Knowlesys

What Is Open Source Intelligence

Key Takeaways

Open source intelligence is derived from data and information that is available to the general public. It’s not limited to what can be found using Google, although the so-called “surface web” is an important component.



As valuable as open source intelligence can be, information overload is a real concern. Most of the tools and techniques used to conduct open source intelligence initiatives are designed to help security professionals (or threat actors) focus their efforts on specific areas of interest.

There is a dark side to open source intelligence: anything that can be found by security professionals can also be found (and used) by threat actors.
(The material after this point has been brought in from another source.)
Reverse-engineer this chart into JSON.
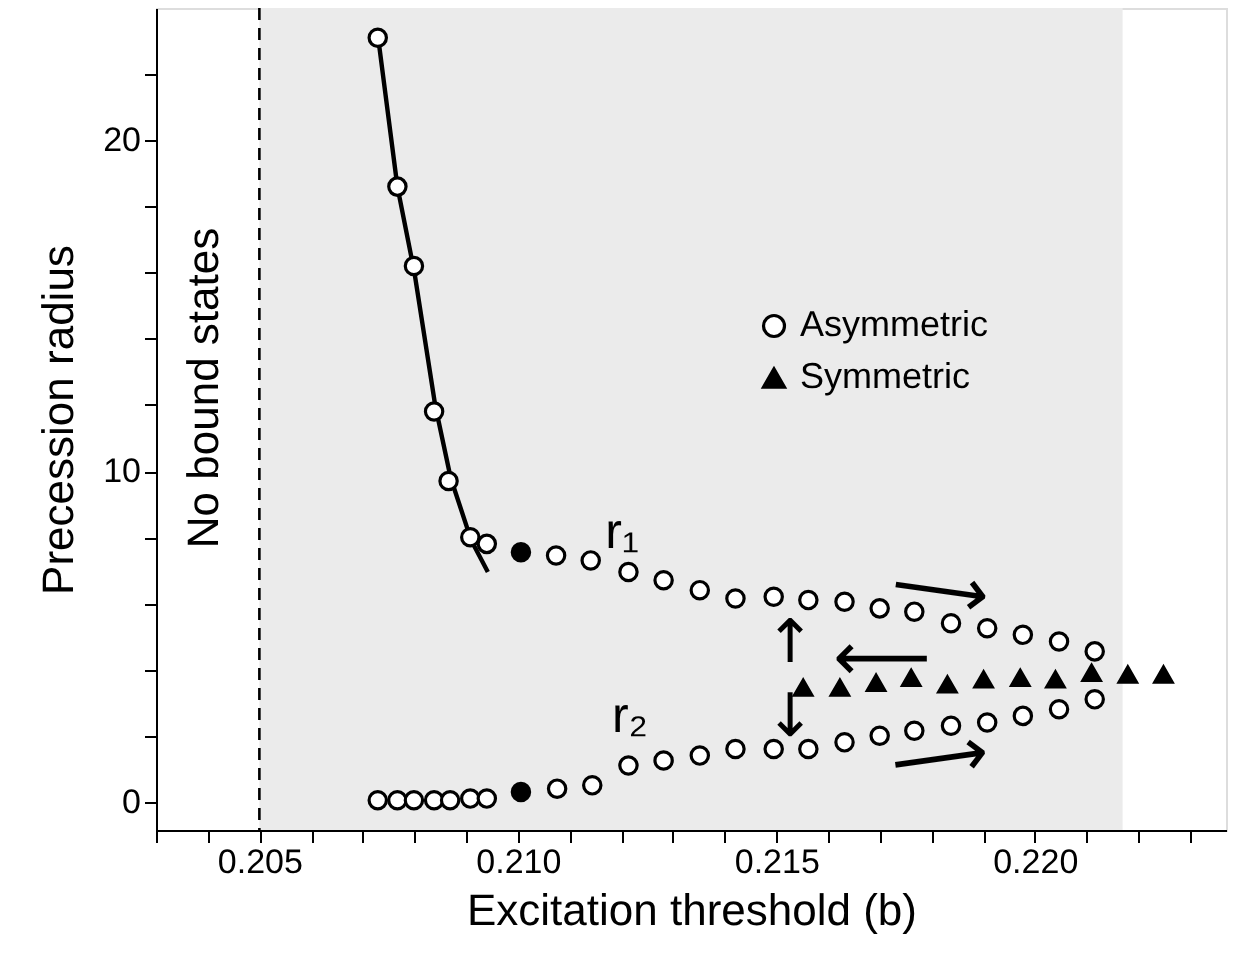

Having a clear strategy and framework in place for open source intelligence gathering is essential — simply looking for anything that could be interesting or useful will inevitably lead to burnout.

What Is Open Source Intelligence?

Before we look at common sources and applications of open source intelligence, it’s important to understand what it actually is.

According to U.S. public law, open source intelligence:

Is produced from publicly available information

Is collected, analyzed, and disseminated in a timely manner to an appropriate audience

Addresses a specific intelligence requirement

The important phrase to focus on here is “publicly available.”The term “open source” refers specifically to information that is available for public consumption. If any specialist skills, tools, or techniques are required to access a piece of information, it can’t reasonably be considered open source.

Crucially, open source information is not limited to what you can find using the major search engines. Web pages and other resources that can be found using Google certainly constitute massive sources of open source information, but they are far from the only sources.

For starters, a huge proportion of the internet (over 99 percent, according to former Google CEO Eric Schmidt) cannot be found using the major search engines. This so-called “deep web” is a mass of websites, databases, files, and more that (for a variety of reasons, including the presence of login pages or paywalls) cannot be indexed by Google, Bing, Yahoo, or any other search engine you care to think of. Despite this, much of the content of the deep web can be considered open source because it’s readily available to the public.

In addition, there’s plenty of freely accessible information online that can be found using online tools other than traditional search engines. We’ll look at this more later on, but as a simple example, tools like Shodan and Censys can be used to find IP addresses, networks, open ports, webcams, printers, and pretty much anything else that’s connected to the internet.